Alex Cherones, director of threat services for AT&T nationwide, can see the cybersecurity big picture. After all, his company analyzes about 108 petabytes of data coming through its networks – roughly 40 times the amount of data in the Library of Congress – every day.

“We’re seeing increased amounts of attacks,” he said. “The types of attacks and the attackers themselves are becoming smarter in the way they are doing things.”

The frontier has moved from hacks into enterprise databases or phishing for personal data to attacks on apps, mobile devices and wearable technologies, which can provide all kinds of sensitive information on the user, Cherones said. And the security industry anticipates that a new target will be automobiles.

“The smarter automobiles get, the more opportunities there will be for hacking,” he said, adding that AT&T and other providers are racing to anticipate security loopholes and develop preventive and mitigating measures for the enterprise marketplace. Consumer education is also essential, Cherones said.

Thanks to competition and technological advances, the cost of property security is declining, while capabilities are improving.

Justin MacDaniel, sales manager for the Wilmington office of Protection 1, likens the current affordability of sophisticated security systems and high-resolution surveillance video to the cost arc of flat-screen televisions.

“When flat-screen TVs came out, they were only for the wealthy,” he said. “Now everybody can afford it. Now anybody and everybody can afford to feel secure and be secure, from a residence to a large business.”

Protection 1 and other similar businesses – while still offering security systems for homes and businesses – have also moved into entire automation systems, which allow property owners remote control of everything from access to temperature, MacDaniel said.

Kevin Gallagher, president of Wilmington-based American Detection Systems, has been in the security business for 38 years. He’s witnessed a revolution in technology, from one-panel, battery-powered burglar alarm systems to today’s products that combine alarms and amenities, with information sent via text or video to customers’ smartphones as well as to responders.

Those systems themselves are more secure, thanks to advances in communications technology, according to MacDaniel. For one thing, his company no longer uses phone lines as the means of system communication with responders and property owners.
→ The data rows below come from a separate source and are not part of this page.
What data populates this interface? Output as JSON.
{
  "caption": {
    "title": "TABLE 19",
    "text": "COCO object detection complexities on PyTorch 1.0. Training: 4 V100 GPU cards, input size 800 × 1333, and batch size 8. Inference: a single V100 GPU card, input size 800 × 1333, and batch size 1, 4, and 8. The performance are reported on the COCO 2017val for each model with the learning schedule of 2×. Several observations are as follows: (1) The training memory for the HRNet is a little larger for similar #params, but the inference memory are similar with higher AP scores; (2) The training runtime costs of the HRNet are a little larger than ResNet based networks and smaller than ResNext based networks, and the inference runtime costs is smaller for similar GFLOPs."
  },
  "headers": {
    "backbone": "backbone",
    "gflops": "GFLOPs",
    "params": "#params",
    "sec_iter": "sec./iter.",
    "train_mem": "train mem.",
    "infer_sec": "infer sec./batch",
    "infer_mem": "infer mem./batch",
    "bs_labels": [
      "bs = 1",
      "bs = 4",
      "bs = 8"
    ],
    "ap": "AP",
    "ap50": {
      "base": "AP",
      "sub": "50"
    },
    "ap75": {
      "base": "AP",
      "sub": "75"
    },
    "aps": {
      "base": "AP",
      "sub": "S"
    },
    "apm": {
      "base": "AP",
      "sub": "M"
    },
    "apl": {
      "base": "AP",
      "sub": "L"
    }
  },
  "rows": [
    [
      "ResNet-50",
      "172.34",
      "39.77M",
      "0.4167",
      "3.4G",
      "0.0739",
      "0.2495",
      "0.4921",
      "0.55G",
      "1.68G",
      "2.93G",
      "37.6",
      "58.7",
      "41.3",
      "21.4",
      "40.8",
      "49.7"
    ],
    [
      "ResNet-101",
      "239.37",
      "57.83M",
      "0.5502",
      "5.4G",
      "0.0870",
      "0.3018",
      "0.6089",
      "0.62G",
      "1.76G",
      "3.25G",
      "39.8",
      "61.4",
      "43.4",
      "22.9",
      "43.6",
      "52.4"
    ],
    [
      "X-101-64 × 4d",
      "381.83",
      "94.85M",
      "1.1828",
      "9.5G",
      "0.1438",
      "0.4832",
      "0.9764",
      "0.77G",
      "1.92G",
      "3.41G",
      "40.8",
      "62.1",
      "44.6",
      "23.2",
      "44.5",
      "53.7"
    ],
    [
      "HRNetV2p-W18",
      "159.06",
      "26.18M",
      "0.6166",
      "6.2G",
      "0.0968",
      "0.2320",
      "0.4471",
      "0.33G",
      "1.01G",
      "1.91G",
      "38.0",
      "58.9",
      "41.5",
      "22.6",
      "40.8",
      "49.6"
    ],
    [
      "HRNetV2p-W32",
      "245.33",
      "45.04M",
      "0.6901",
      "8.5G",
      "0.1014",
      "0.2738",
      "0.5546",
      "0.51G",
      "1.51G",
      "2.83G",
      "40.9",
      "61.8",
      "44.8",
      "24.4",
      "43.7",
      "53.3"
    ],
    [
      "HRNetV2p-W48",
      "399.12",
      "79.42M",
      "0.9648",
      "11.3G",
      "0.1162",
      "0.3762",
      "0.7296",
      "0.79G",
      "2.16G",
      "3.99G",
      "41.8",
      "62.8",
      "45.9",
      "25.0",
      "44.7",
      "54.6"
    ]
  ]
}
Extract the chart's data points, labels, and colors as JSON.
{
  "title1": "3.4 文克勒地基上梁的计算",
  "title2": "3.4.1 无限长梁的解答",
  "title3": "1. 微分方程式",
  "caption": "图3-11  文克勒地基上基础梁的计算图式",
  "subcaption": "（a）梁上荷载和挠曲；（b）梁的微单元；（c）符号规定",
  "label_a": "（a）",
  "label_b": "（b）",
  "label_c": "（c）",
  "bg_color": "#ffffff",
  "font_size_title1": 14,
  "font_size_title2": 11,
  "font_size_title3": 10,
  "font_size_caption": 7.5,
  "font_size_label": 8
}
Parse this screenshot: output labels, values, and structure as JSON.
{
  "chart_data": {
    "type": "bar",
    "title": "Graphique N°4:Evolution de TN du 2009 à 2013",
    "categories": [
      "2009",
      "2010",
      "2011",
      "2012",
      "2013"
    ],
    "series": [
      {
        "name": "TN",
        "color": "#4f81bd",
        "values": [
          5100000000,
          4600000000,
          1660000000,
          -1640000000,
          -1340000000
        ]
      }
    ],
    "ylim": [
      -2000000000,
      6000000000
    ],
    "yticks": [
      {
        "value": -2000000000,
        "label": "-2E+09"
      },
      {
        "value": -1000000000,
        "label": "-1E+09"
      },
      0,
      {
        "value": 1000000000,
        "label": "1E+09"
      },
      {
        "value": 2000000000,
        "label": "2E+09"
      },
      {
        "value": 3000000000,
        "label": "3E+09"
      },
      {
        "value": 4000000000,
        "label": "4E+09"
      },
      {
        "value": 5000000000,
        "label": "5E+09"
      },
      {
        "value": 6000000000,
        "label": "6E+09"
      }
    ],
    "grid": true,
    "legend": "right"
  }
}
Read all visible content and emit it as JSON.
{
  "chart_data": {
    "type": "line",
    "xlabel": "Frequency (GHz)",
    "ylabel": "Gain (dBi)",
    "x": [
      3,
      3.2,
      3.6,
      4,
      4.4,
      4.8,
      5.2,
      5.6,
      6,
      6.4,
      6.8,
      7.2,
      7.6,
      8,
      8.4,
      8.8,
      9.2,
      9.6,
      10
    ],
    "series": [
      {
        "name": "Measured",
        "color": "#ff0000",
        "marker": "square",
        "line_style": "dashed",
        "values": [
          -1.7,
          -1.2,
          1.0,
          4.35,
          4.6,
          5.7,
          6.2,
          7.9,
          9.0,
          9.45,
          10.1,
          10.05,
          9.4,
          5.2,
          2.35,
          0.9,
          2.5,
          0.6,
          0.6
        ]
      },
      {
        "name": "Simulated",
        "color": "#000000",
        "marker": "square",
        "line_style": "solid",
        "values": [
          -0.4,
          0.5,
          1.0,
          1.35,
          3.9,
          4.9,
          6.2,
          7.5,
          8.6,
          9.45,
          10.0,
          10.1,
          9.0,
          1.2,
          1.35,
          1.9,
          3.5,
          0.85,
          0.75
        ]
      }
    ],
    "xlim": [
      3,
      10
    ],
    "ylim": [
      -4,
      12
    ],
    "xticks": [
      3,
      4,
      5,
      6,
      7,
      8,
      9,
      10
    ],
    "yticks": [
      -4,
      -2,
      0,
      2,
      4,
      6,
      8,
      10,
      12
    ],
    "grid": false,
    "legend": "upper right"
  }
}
“All a criminal would have to do is cut through the phone line. To me, that’s not security,” he said, explaining that communication through cable or Internet can go down because of weather or other problems. “We now use cellular devices, which dial out.”  

What’s the hottest trend in building security? MacDaniel says it’s the increasing use of high-definition video for private residences and small businesses. Such video has long been standard in large companies, which use it to keep track of who’s coming and going.

“IP [Internet protocol] video now allows hi-def video suitable for prosecutable evidence,” MacDaniel said. “You can zoom in with minimal distortion. That’s where the industry is headed.”

Video is definitely the way of the future, said Gallagher. With a pinpoint lens, he said, a camera now can illuminate a dark interior and provide an identifiable image of an intruder.  

“We’re finding that police, when there’s a crime in an area or when they’re looking at a particular residential or business neighborhood, are requesting playback from cameras,” he said.

By having system providers host their video service, customers also avoid the potential loss of on-site video, Gallagher said.

“A robber at a [convenience store] can carry off the DVR so the store doesn’t have video, but what he doesn’t know is that the video is also being stored off site,” he said.

Providing video hosting also boosts a provider’s recurring monthly revenues and helps drive down the cost of monthly service, Gallagher said.